Scharping hält am Verteidigungsetat fest

Der designierte Verteidigungsminister Rudolf Scharping will den Etat für die Truppe nicht antasten lassen. Grüne und SPD beraten über Kompromiß zum Personalabbau. Ist die Strukturkommission der Ausweg?  ■ Aus Bonn Bettina Gaus

Man werde sich selbstverständlich gegenüber jeder Regierung loyal verhalten, versichert ein Offizier der Hardthöhe im Gespräch. Weiter habe er das Wahlergebnis nicht zu kommentieren. Zögernd räumt er dann allerdings ein, daß der Machtwechsel nicht überall auf Jubel gestoßen ist. Wo doch die Grünen die Bundeswehr am liebsten abschaffen wollten. Offiziellen Äußerungen der zuständigen SPD-Spitzenpolitiker zufolge hat der Mann keinen Grund zur Sorge. Der designierte SPD-Verteidigungsminister Rudolf Scharping will sein Amt nur übernehmen, wenn sein Etat nicht gekürzt wird. Der dürfe auch bei angespannter Finanzlage nicht zum Steinbruch werden. Gestern sattelte Scharping sogar noch drauf: „Im Kern“ sei die Armee „eigentlich eher unterfinanziert“.

Als „frei erfunden“ bezeichnete der bisherige SPD-Fraktionschef einen Bericht der Tageszeitung Die Welt, wonach es in der SPD konkrete Pläne gebe, die Bundeswehr von 340.000 auf rund 200.000 Soldaten zu verkleinern und den Grundwehrdienst auf sechs, vielleicht sogar auf nur drei Monate zu verkürzen. „Diese Meldung entbehrt jeder Grundlage,“ erklärte auch der SPD-Wehrexperte Walter Kolbow.

Derlei Stellungnahmen scheinen auf den ersten Blick die ohnehin großen programmatischen Unterschiede, die zwischen SPD und Bündnis 90/Die Grünen bestehen, noch weiter zu zementieren. Immerhin waren die Grünen im Wahlkampf für so weitreichende strukturelle Veränderungen wie die Abschaffung der Wehrpflicht, die Halbierung der Personalstärke der Bundeswehr und eine erhebliche Reduzierung des Wehretats eingetreten. Gestern haben sich Günter Verheugen (SPD) und Ludger Volmer von den Grünen zusammengesetzt, um über eine mögliche Kompromißlinie zu beraten. Fachleute beider Seiten zeigen sich derzeit optimistisch, daß eine Einigung möglich ist. Das Zauberwort: Wehrstrukturkommission.

Eine solche Kommission wird seit langem sowohl von den Grünen als auch von der SPD gefordert.

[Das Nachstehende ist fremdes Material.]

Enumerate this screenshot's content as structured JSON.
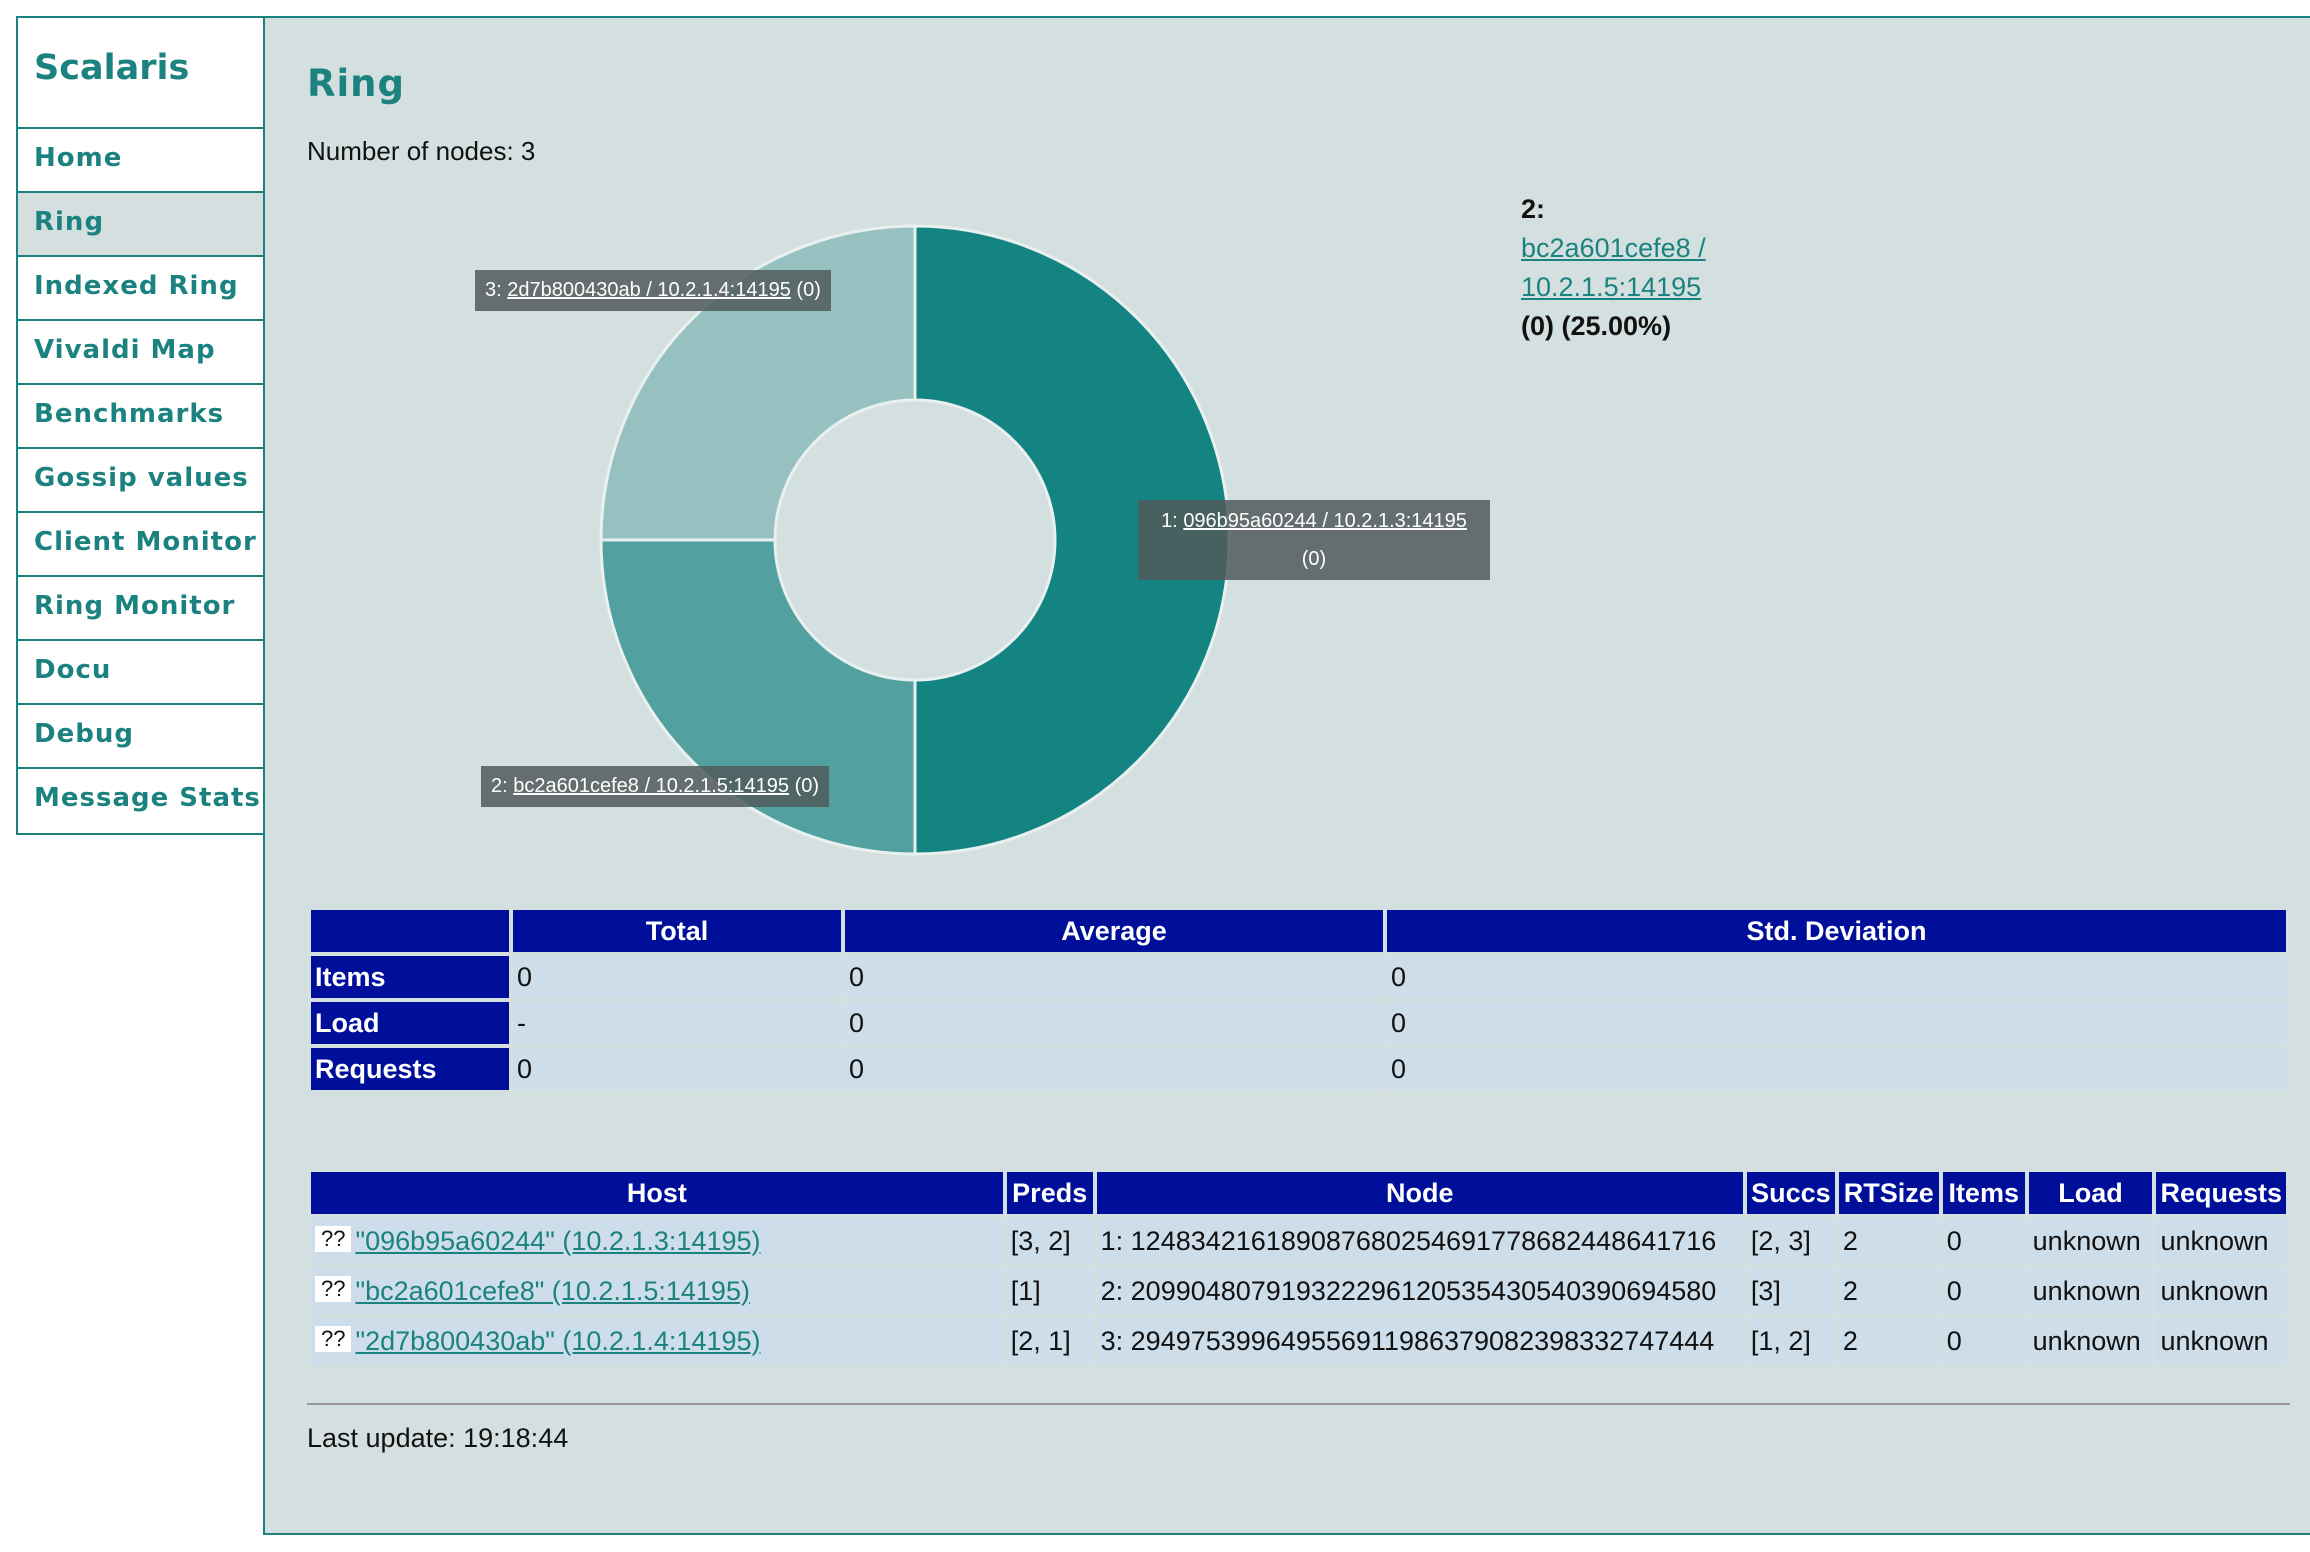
{
  "app": {
    "logo": "Scalaris"
  },
  "sidebar": {
    "items": [
      {
        "label": "Home"
      },
      {
        "label": "Ring",
        "active": true
      },
      {
        "label": "Indexed Ring"
      },
      {
        "label": "Vivaldi Map"
      },
      {
        "label": "Benchmarks"
      },
      {
        "label": "Gossip values"
      },
      {
        "label": "Client Monitor"
      },
      {
        "label": "Ring Monitor"
      },
      {
        "label": "Docu"
      },
      {
        "label": "Debug"
      },
      {
        "label": "Message Stats"
      }
    ]
  },
  "page": {
    "title": "Ring",
    "node_count": "Number of nodes: 3",
    "last_update": "Last update: 19:18:44"
  },
  "chart_data": {
    "type": "pie",
    "slices": [
      {
        "label": "1: 096b95a60244 / 10.2.1.3:14195 (0)",
        "value": 50.0,
        "color": "#138482"
      },
      {
        "label": "2: bc2a601cefe8 / 10.2.1.5:14195 (0)",
        "value": 25.0,
        "color": "#52a1a0"
      },
      {
        "label": "3: 2d7b800430ab / 10.2.1.4:14195 (0)",
        "value": 25.0,
        "color": "#97c1c0"
      }
    ]
  },
  "tooltips": {
    "t1": {
      "prefix": "1: ",
      "link": "096b95a60244 / 10.2.1.3:14195",
      "suffix": "(0)"
    },
    "t2": {
      "prefix": "2: ",
      "link": "bc2a601cefe8 / 10.2.1.5:14195",
      "suffix": " (0)"
    },
    "t3": {
      "prefix": "3: ",
      "link": "2d7b800430ab / 10.2.1.4:14195",
      "suffix": " (0)"
    }
  },
  "legend": {
    "index": "2:",
    "link_line1": "bc2a601cefe8 /",
    "link_line2": "10.2.1.5:14195",
    "detail": "(0) (25.00%)"
  },
  "stats_table": {
    "headers": [
      "",
      "Total",
      "Average",
      "Std. Deviation"
    ],
    "rows": [
      {
        "name": "Items",
        "total": "0",
        "average": "0",
        "stddev": "0"
      },
      {
        "name": "Load",
        "total": "-",
        "average": "0",
        "stddev": "0"
      },
      {
        "name": "Requests",
        "total": "0",
        "average": "0",
        "stddev": "0"
      }
    ]
  },
  "hosts_table": {
    "headers": [
      "Host",
      "Preds",
      "Node",
      "Succs",
      "RTSize",
      "Items",
      "Load",
      "Requests"
    ],
    "rows": [
      {
        "icon": "??",
        "host": "\"096b95a60244\" (10.2.1.3:14195)",
        "preds": "[3, 2]",
        "node": "1: 124834216189087680254691778682448641716",
        "succs": "[2, 3]",
        "rtsize": "2",
        "items": "0",
        "load": "unknown",
        "requests": "unknown"
      },
      {
        "icon": "??",
        "host": "\"bc2a601cefe8\" (10.2.1.5:14195)",
        "preds": "[1]",
        "node": "2: 209904807919322296120535430540390694580",
        "succs": "[3]",
        "rtsize": "2",
        "items": "0",
        "load": "unknown",
        "requests": "unknown"
      },
      {
        "icon": "??",
        "host": "\"2d7b800430ab\" (10.2.1.4:14195)",
        "preds": "[2, 1]",
        "node": "3: 294975399649556911986379082398332747444",
        "succs": "[1, 2]",
        "rtsize": "2",
        "items": "0",
        "load": "unknown",
        "requests": "unknown"
      }
    ]
  }
}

Parlamentarier sollen gemeinsam mit Berufssoldaten und Vertretern gesellschaftlich relevanter Gruppen Empfehlungen für eine Modernisierung der Armee sowie eine neue Definition ihrer Aufgaben angesichts der veränderten Weltlage erarbeiten. „Die gesamte Planung der Bundeswehr gehört auf den Reformprüfstand,“ heißt es dazu in einem SPD-Papier.

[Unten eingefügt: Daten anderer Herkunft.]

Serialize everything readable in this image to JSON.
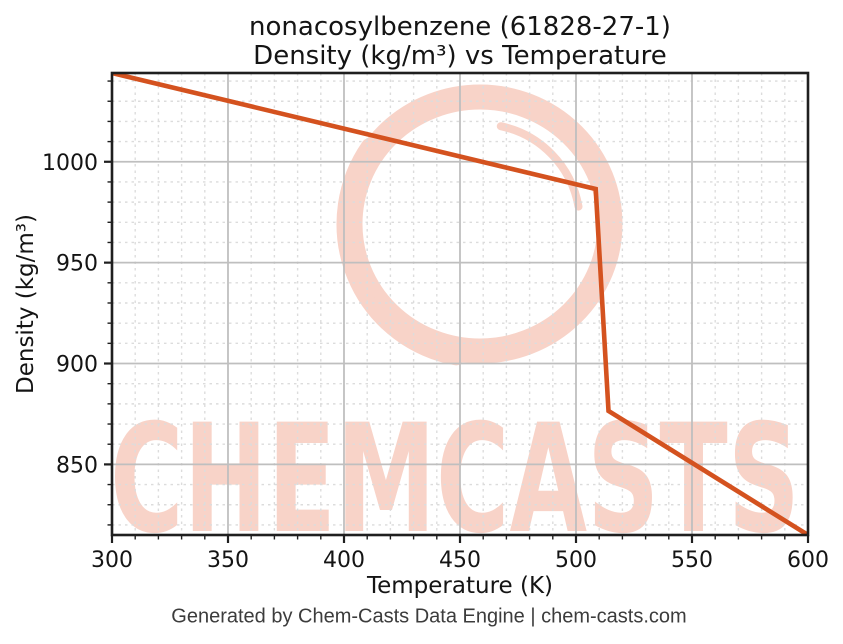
{
  "title": {
    "line1": "nonacosylbenzene (61828-27-1)",
    "line2": "Density (kg/m³) vs Temperature"
  },
  "axes": {
    "xlabel": "Temperature (K)",
    "ylabel": "Density (kg/m³)"
  },
  "footer": {
    "text": "Generated by Chem-Casts Data Engine | chem-casts.com"
  },
  "watermark": {
    "text": "CHEMCASTS",
    "color": "#f8d3c8"
  },
  "colors": {
    "line": "#d4521f",
    "grid_major": "#bfbfbf",
    "grid_minor": "#dcdcdc",
    "spine": "#1f1f1f",
    "tick_text": "#141414",
    "footer_text": "#3c3c3c"
  },
  "chart_data": {
    "type": "line",
    "title": "nonacosylbenzene (61828-27-1) Density (kg/m³) vs Temperature",
    "xlabel": "Temperature (K)",
    "ylabel": "Density (kg/m³)",
    "xlim": [
      300,
      600
    ],
    "ylim": [
      815,
      1044
    ],
    "xticks": [
      300,
      350,
      400,
      450,
      500,
      550,
      600
    ],
    "yticks": [
      850,
      900,
      950,
      1000
    ],
    "minor_step_x": 10,
    "minor_step_y": 10,
    "grid": {
      "major": "solid",
      "minor": "dashed"
    },
    "legend": null,
    "series": [
      {
        "name": "Density (kg/m³)",
        "color": "#d4521f",
        "points": [
          [
            300,
            1044
          ],
          [
            508.5,
            986.5
          ],
          [
            514,
            876.5
          ],
          [
            600,
            815
          ]
        ]
      }
    ]
  }
}
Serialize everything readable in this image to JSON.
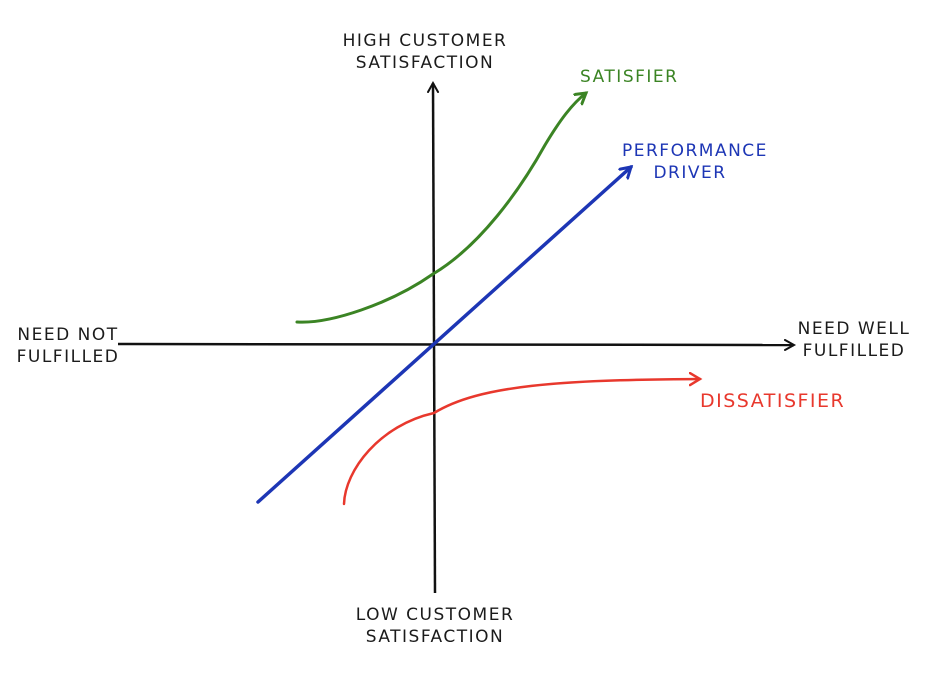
{
  "axes": {
    "y_top_label": [
      "HIGH CUSTOMER",
      "SATISFACTION"
    ],
    "y_bottom_label": [
      "LOW CUSTOMER",
      "SATISFACTION"
    ],
    "x_left_label": [
      "NEED NOT",
      "FULFILLED"
    ],
    "x_right_label": [
      "NEED WELL",
      "FULFILLED"
    ]
  },
  "curves": {
    "satisfier": {
      "label": "SATISFIER",
      "color": "#3b8424"
    },
    "performance": {
      "label": [
        "PERFORMANCE",
        "DRIVER"
      ],
      "color": "#1d36b5"
    },
    "dissatisfier": {
      "label": "DISSATISFIER",
      "color": "#e8382d"
    }
  },
  "axis_color": "#111111"
}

Die Arbeit der Kommission muß nach Einschätzung aller Beteiligten ergebnisoffen sein. Entsprechend groß sind Erwartungen, die sich daran knüpfen. Die verteidigungspolitische Sprecherin der Grünen, Angelika Beer, fordert eine grundsätzliche Überprüfung von Struktur und Umfang der Bundeswehr. Außerdem müsse dem Bereich der inneren Führung und der politischen Bildung besonderes Augenmerk geschenkt werden. „Wir brauchen eine Analyse und Neudefinition des europäischen Sicherheitsbegriffs“, sagte sie gegenüber der taz. Sie halte am Ziel einer Abschaffung der Wehrpflicht fest. Außerdem müßten sämtliche Verträge auf Verbindlichkeiten und mögliche Lücken überprüft werden. Das beziehe sich auch auf den Eurofighter.

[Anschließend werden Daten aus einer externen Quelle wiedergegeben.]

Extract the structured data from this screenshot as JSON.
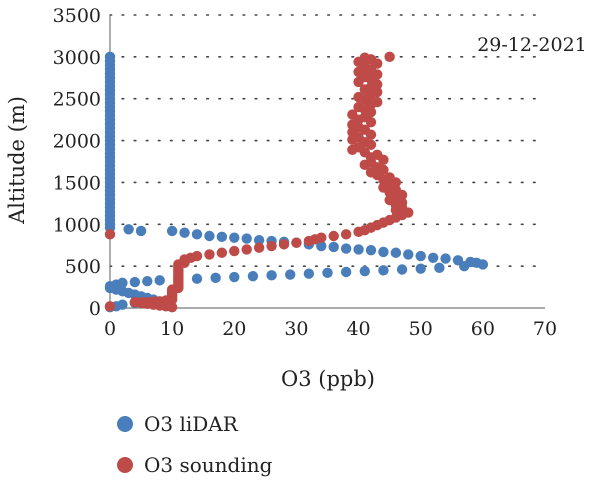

Derart umfangreiche Aufgaben lassen sich nicht an einem Tag erledigen. Die Arbeit der Kommission wird nach Einschätzung von Experten mindestens ein Jahr in Anspruch nehmen. Die mögliche Verwirklichung ihrer Vorschläge dürfte sich sogar über einen Zeitraum von mehr als zehn Jahren erstrecken. Konflikte zwischen den Koalitionspartnern ließen sich damit zeitlich entzerren und in verschiedene Einzelfragen gliedern, die ohne allzu großen öffentlichen Erwartungsdruck jeweils im Detail erörtert werden können. Und selbst bei aktuell anstehenden Fragen kommt es jeweils auf die Lesart an. Wenn Scharping auf der Höhe seines Etats bestehe, sei damit noch nichts über dessen Verwendung gesagt, hieß es gestern aus Kreisen von Bündnis 90/Die Grünen. Auch die Schließung von Standorten koste Geld.